Since there are ≥ signs in both constraints, I want to use the big-M method. The original solution in standard form shows that the auxiliary variable has to be added to the first constraint.
So I've got the problem in standard form for the big-M method as:
"Minimize 2x1 + 3x2 + MA
subject to the constraints
2x1 + x2 - x3 + A ≥ 4
2x1 - x2 - x4 ≥ -1
x1,x2 ≥ 0"
I've performed the method on this, with tableau:
| 1 | 2 | 1 | 0 | 0 | -M | 0
|0 | 2 | 1 |-1 | 0 | 1 | 4
|0 | 2 |-1 | 0 |-1 | 0 |-1
(Row 0 at the top is the objective function)
But this gives a tableau with a negative and a zero in the entering column after two iterations, implying that the feasible region is unbounded and I can perform no more iterations despite the objective row not being optimal.
I can see from drawing the constraints that the optimal solution is at 4, so this cannot be the correct conclusion. What have I done wrong? Or is the method impossible with this problem?
You do not have the right objective function. It is described here, how the objective function has to be created.
$$\begin{array}{|m{cm}|m{1cm}|} \hline x_1 &x_2 &s_1 & s_2 & a_1 & RHS \\ \hline \hline \hline \color{blue}{-2+2M}& -3+M & M & 0 & 0 & 4M\\ \hline \color{red}{\boxed{ 2}} & 1 & -1 & 0&1&4 \\ \hline -2 &1&0&1&0&1 \\ \hline \end{array}$$
$s_1$ and $s_2$ are the slack variables. $a_1$ is the artificial variable for the first constraint.

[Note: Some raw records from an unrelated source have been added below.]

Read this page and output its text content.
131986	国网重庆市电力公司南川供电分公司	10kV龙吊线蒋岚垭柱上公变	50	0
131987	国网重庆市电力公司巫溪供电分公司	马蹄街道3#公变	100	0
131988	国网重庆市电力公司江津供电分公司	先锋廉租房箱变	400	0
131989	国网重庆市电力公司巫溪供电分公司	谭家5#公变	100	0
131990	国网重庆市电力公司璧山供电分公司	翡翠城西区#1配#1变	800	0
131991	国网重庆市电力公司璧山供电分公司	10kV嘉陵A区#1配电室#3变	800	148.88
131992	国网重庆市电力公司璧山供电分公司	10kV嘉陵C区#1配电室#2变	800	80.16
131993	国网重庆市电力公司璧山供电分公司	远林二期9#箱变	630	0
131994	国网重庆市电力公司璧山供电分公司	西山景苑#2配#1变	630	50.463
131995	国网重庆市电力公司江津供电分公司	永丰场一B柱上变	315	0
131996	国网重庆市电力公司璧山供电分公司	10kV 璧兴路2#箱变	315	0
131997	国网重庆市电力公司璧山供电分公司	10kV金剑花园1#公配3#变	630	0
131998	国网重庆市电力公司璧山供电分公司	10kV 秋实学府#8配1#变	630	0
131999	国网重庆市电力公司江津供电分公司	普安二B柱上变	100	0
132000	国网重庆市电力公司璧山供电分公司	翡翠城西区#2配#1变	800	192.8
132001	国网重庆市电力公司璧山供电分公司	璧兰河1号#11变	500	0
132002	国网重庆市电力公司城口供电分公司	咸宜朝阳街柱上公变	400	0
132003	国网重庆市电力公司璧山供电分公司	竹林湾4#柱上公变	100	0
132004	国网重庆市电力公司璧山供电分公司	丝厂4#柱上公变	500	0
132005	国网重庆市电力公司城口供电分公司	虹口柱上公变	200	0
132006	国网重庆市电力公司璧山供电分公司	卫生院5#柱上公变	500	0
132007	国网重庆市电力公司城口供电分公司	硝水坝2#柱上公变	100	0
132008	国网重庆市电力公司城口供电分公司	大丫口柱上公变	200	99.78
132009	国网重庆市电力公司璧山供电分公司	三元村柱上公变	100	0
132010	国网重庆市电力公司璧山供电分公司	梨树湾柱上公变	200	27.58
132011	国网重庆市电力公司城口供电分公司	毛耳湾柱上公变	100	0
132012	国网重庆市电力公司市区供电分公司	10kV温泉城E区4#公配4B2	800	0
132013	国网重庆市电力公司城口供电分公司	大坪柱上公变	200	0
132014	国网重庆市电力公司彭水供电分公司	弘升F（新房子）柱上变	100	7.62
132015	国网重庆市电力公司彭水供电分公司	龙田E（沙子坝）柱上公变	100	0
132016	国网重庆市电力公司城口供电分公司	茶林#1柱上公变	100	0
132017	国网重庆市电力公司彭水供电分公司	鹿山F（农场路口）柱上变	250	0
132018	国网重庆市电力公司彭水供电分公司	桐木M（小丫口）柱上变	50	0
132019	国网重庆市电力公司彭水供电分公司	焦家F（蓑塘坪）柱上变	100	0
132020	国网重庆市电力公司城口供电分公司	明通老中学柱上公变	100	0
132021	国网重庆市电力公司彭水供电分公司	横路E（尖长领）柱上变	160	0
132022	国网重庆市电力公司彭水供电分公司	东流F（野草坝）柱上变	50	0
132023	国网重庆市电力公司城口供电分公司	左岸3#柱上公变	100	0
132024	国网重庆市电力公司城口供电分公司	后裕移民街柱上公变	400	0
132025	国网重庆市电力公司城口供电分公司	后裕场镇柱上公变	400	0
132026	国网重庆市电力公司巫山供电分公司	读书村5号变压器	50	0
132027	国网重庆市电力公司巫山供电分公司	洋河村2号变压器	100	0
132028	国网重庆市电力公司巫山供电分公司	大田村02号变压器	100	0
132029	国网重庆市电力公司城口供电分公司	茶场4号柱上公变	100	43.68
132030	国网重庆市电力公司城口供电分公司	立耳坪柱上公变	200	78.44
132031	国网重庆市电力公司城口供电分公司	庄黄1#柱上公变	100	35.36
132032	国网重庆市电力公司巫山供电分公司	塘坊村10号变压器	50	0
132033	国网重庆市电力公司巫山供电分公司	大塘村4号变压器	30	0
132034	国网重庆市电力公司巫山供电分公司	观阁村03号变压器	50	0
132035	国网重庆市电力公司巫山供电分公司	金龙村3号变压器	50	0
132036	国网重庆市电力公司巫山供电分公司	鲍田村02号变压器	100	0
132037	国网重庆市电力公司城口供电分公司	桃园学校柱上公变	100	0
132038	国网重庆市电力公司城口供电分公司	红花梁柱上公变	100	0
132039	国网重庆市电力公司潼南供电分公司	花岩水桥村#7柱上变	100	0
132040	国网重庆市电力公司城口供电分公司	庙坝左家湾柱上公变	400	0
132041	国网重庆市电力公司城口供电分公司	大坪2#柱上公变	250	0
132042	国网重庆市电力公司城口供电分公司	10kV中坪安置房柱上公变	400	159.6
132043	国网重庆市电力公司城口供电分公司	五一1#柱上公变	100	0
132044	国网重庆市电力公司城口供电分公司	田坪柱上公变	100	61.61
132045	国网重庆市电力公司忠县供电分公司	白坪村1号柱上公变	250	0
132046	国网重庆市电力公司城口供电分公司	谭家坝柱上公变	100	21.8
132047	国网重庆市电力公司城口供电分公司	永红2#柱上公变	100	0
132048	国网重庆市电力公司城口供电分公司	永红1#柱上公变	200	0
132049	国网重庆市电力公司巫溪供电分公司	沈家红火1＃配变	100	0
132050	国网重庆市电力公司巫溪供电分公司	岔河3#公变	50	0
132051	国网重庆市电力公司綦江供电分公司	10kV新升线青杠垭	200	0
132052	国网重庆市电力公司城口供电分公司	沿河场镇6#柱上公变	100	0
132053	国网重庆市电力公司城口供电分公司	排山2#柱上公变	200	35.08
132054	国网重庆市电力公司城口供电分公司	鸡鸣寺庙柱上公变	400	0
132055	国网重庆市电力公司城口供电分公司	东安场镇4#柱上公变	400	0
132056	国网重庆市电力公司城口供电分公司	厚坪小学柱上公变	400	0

The pivot element is $\color{red}2$, because $\color{blue}{-2+2M}$ is the biggest value in the first row.
$$\begin{array}{|m{cm}|m{1cm}|} \hline x_1 &x_2 &s_1 & s_2 & a_1 & RHS \\ \hline \hline \hline 0& -2 & -1 & 0 & 1-M & 4\\ \hline 1 & \frac{1}{2} & -\frac{1}{2} & 0&\frac{1}{2}&2 \\ \hline 0 &2&-1&1&1&5 \\ \hline \end{array}$$
All coefficients in the first row are non-positive. $x^*_1=2,x_2^*=0,s_1=0,s_2=5,a_1=0,z^*=4$
Remark:
The second constraint has to be transformed, before you can put it in the table. The RHS has to be non-negative.
$2x_1-x_2\geq -1$
The easiest way is to multibly the equation by (-1). The relation sign turns around.
$-2x_1+x_2\leq 1$
Inserting the slack variable
$-2x_1+x_2+s_2= 1$